Çin Halk Cumhuriyeti’nin kuzeybatısındaki Sincan Uygur Özerk Bölgesi’nin yarı kurak toprakları üzerinde durmaksızın genişleyen Urumçi kenti, son yıllarda Çin’in stratejik açıdan kilit bir noktası olarak işlev görüyor. İpek Yolu Ekonomik Kuşağı adı verilen projeyle Çin, Orta Asya’daki ekonomik, politik ve kültürel etki alanını genişletmek amacı güdüyor. Projeye göre Çin’in doğal kaynak ve mal ticareti Türkmenistan, Tacikistan, Kırgızistan, Kazakistan, Rusya, Gürcistan, İran, Suriye, Suudi Arabistan ve Türkiye üzerinden her iki yönde de artmaya devam edecek. Şensi Bölgesi’nin başkenti Şian’dan başlayıp Urumçi üzerinden batıya doğru devam eden bir dizi tren yolu, karayolu ve boru hattı Çin Halk Cumhuriyeti’ni Avrupa’nın kalbine bağlıyor. Pekin’in çölün ortasında uzanan Urumçi kentini geliştirip modernleştirmeyi en büyük öncelik olarak görmesinin nedeni tam da bu: Ülkenin kuzeybatı ucunda ekonomik açıdan stratejik bir bölge başkenti yaratmak ve aynı zamanda petrol, gaz ve hammadde bakımından son derece zengin olan kaynaklarından faydalanmak. Fakat bu gelişmenin bedelini en ağır ödeyen de, yüzyıllardır bu bölgede yaşayan ve bugün Çin hükümranlığı altında ezilen Müslüman Uygur Türkleri.

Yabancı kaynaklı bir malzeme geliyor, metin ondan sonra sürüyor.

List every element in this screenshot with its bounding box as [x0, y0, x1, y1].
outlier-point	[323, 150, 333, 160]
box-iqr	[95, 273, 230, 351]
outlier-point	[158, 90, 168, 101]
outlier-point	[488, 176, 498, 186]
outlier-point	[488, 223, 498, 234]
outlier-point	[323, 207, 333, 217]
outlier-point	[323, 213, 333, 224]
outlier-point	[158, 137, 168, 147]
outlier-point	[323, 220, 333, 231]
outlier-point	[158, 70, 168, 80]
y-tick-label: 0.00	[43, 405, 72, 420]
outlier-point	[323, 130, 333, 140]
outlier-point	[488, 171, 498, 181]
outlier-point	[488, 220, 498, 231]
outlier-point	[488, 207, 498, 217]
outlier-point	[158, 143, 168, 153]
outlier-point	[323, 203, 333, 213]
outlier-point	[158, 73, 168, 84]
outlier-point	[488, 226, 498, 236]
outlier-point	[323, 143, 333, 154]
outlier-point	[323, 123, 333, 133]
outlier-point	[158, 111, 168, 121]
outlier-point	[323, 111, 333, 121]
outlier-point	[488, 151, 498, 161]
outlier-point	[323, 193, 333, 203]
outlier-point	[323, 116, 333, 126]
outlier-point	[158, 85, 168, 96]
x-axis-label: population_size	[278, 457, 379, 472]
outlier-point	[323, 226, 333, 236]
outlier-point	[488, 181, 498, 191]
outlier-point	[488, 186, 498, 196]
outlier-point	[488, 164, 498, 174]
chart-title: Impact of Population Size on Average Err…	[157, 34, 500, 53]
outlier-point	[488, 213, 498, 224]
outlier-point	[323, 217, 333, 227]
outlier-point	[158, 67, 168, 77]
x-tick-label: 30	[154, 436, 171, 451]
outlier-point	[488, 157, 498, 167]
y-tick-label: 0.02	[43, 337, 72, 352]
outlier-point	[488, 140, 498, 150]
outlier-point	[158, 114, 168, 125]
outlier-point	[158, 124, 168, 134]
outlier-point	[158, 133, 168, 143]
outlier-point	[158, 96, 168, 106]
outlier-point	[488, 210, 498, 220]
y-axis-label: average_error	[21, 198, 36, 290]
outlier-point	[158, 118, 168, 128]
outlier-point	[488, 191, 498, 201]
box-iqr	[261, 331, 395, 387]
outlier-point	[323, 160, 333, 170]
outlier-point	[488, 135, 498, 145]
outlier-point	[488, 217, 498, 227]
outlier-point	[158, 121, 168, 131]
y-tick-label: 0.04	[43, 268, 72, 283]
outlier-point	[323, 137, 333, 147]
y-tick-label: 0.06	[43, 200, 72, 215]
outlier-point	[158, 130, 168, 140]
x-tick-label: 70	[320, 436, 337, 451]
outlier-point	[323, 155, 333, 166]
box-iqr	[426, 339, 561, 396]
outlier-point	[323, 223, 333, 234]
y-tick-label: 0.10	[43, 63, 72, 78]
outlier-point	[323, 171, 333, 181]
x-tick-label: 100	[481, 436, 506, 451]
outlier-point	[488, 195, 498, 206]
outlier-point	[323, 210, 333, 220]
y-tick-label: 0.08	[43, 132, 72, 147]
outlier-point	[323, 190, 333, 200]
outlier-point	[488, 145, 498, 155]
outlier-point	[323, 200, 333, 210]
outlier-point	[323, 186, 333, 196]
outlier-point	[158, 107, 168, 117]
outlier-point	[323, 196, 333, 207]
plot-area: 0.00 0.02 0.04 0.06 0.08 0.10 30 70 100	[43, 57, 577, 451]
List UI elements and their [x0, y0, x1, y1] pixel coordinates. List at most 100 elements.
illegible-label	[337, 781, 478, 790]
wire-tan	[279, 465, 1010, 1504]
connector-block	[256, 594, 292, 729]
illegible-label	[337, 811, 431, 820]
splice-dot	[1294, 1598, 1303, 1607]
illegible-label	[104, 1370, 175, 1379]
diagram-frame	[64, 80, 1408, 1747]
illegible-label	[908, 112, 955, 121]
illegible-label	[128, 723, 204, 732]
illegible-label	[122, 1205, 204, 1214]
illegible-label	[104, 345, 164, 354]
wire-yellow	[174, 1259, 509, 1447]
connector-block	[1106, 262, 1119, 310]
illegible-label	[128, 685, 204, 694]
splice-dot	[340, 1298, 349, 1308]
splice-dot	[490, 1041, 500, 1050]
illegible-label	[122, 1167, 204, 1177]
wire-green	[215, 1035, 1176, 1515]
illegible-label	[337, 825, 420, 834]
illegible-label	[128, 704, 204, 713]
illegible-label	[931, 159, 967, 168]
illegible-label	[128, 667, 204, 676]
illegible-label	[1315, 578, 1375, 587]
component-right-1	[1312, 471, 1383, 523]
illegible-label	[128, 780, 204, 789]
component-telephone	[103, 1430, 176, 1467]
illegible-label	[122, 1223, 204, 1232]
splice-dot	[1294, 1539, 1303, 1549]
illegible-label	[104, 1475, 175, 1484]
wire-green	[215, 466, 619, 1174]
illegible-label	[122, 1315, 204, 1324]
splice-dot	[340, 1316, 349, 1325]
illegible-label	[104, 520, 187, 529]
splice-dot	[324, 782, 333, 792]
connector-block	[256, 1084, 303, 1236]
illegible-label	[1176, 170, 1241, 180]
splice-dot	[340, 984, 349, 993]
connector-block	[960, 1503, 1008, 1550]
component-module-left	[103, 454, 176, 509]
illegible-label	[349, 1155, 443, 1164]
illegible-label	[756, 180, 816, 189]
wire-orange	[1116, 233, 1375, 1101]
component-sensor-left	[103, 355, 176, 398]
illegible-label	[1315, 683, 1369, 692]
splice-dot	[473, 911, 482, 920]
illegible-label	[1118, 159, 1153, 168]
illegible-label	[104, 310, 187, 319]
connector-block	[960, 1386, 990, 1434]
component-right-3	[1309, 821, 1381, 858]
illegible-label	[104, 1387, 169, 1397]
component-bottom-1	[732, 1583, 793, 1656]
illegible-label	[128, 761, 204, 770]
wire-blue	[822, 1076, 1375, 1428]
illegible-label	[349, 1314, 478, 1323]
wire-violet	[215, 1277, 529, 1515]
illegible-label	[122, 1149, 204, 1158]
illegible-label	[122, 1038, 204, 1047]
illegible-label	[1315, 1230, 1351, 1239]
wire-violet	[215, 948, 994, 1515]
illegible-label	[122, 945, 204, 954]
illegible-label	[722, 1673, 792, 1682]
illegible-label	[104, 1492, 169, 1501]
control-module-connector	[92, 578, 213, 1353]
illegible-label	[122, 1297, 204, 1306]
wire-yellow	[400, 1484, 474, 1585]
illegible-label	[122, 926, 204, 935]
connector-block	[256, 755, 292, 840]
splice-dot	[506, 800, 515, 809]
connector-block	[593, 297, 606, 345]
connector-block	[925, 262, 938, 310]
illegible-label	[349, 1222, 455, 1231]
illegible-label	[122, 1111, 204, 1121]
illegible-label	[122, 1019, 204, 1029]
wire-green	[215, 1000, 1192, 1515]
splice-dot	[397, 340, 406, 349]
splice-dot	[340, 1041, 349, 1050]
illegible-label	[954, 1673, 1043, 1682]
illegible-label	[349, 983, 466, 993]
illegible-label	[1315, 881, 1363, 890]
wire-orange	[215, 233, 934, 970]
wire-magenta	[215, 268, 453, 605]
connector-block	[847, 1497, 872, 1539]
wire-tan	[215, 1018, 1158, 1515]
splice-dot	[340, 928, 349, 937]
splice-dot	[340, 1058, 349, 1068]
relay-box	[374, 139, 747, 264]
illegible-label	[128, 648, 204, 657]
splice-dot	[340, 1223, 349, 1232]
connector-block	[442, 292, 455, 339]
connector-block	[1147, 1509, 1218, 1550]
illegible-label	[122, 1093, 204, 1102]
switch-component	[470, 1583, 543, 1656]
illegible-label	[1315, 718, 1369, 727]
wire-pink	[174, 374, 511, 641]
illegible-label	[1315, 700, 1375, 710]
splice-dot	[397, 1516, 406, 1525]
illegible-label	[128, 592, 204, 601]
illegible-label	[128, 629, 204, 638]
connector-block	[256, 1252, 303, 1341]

Uygurların kökenleri, Moğolistan topraklarını kat edip bugün yaşadıkları tarım havzasındaki verimli arazilere yerleşen göçebelere kadar uzanıyor. Batılı yazarlar kitaplarında bu halktan “Türk” olarak bahsederken, 1930’lu yılların sonlarına doğru kimi Rus tarihçiler “Uygur” adını kullanmaya başladılar, çünkü Uygur Türklerinin sekizinci yüzyılın ortasından dokuzuncu yüzyılın ortasına kadar varlık gösteren Uygur Kağanlığı’nın soyundan geldiklerini düşünüyorlardı. Çin’in Uygurlar üzerindeki hakimiyeti, 1759’da Mançuların istilasıyla başladı ve 1864 ile 1877 arasında görece bağımsızlığa kavuştuğu kısa dönem ve ardından ilk Doğu Türkistan Cumhuriyeti’nin kurulduğu çalkantılı iç savaş dönemi dışında bugüne dek devam etti. 1944’te kurulan Doğu Türkistan Cumhuriyeti, 1949’da Mao’nun yeni komünist cumhuriyetine katıldı. İzleyen yıllarda bölgeye Çin topraklarından binlerce Han Çinlisinin göç etmesi, Uygurlar arasında memnuniyetsizliğe neden oldu, çünkü kendilerine reva görülen muameleden rahatsız oldular…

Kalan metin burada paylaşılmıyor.